With no explanation of the basis of its statement, the Association informed the trial court that "Lingenbrink relies solely on the . . . Power of Attorney to support his contention that he is the [t]rustee of the [Trust]." The Association then argued that the resignation language and agency language in the Power of Attorney do not suggest, let alone establish, that Lingenbrink is the trustee of the Trust. The Association makes the same argument on appeal. Regardless of the accuracy of the Association's analysis of the legal effect of the Power of Attorney (on which we express no opinion) and regardless of whether Lingenbrink relies on the Power of Attorney as evidence that he is the trustee of the Trust (see fns. 7 & 12, ante), the issue before the trial court in the Motion was not whether Lingenbrink could establish that he is the trustee of the Trust. The issue is whether the Association could prove that Lingenbrink is not the trustee of the Trust.

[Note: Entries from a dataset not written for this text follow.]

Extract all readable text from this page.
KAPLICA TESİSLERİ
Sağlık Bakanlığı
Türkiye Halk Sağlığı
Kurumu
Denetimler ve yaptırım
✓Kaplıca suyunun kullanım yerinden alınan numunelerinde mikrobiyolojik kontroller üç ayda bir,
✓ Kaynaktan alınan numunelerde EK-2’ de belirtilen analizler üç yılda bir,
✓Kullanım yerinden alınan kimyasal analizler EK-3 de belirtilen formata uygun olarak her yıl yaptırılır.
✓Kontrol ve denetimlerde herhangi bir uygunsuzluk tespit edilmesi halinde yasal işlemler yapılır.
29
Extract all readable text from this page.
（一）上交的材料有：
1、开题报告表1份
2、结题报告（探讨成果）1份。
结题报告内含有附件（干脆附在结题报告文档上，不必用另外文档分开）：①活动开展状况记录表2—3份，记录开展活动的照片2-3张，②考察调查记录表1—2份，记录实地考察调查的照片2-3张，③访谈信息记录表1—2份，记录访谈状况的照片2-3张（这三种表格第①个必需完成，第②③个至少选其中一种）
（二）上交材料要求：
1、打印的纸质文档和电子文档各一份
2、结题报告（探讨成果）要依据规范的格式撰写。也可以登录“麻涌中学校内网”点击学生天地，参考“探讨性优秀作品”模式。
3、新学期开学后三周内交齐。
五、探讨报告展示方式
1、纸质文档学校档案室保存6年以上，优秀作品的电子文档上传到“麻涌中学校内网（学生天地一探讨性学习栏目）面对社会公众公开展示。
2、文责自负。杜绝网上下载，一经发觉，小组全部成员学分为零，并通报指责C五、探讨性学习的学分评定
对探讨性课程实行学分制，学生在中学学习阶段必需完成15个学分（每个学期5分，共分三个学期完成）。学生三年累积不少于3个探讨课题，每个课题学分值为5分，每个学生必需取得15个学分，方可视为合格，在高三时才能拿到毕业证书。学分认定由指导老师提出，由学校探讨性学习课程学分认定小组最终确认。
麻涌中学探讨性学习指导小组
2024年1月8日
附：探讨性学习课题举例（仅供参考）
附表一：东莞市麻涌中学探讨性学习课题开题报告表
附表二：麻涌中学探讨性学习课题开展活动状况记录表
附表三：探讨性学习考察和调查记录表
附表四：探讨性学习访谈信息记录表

As we explained at footnote 7, ante, the record on appeal contains no evidence that, in the View Action, Lingenbrink relied on the Power of Attorney as proof that he is the trustee of the Trust; the Association's statements to the contrary in the trial court and again on appeal are merely arguments in briefs. From the evidence in the record, we know only that, in the View Action: The Association informally requested to "see some documentation" that Lingenbrink is in fact the trustee of the Trust before the Association would agree either to stipulate to substitute Lingenbrink as the appropriate plaintiff or to mediate the dispute; in response, Lingenbrink forwarded to the Association "the document" — an unidentified document — appointing him as trustee of the Trust. The Association has not provided evidence either that the document Lingenbrink provided was the Power of Attorney or that Lingenbrink contended that the Power of Attorney constituted proof that he is the trustee of the Trust. Even if we were to assume that the Association had submitted such evidence, however, the substantive analysis in the text, post, remains the same: The burden was not on Lingenbrink to establish that he is the trustee; rather, the burden was on the Association to establish that Lingenbrink is not the trustee.

To obtain the set-aside, the Association was also required to prove that the judgment against someone who is not the trustee of the Trust is void. As we explain in part II.B., post, however, even if the Association had established that Lingenbrink were not the trustee of the Trust, the judgment would not have been void.

The record does not contain substantial evidence to support the trial court's finding that Lingenbrink is not the trustee of the Trust. We review for substantial evidence any factual findings on which the court relied in reaching its conclusion that the judgment is void. (Falahati v. Kondo (2005) 127 Cal.App.4th 823, 828.) The only evidence cited by the trial court in support of its finding is the Power of Attorney. However, as just explained, the Power of Attorney does not prove that Lingenbrink is not the trustee; thus, the record does not contain substantial evidence to support a finding that Lingenbrink is not the trustee of the Trust.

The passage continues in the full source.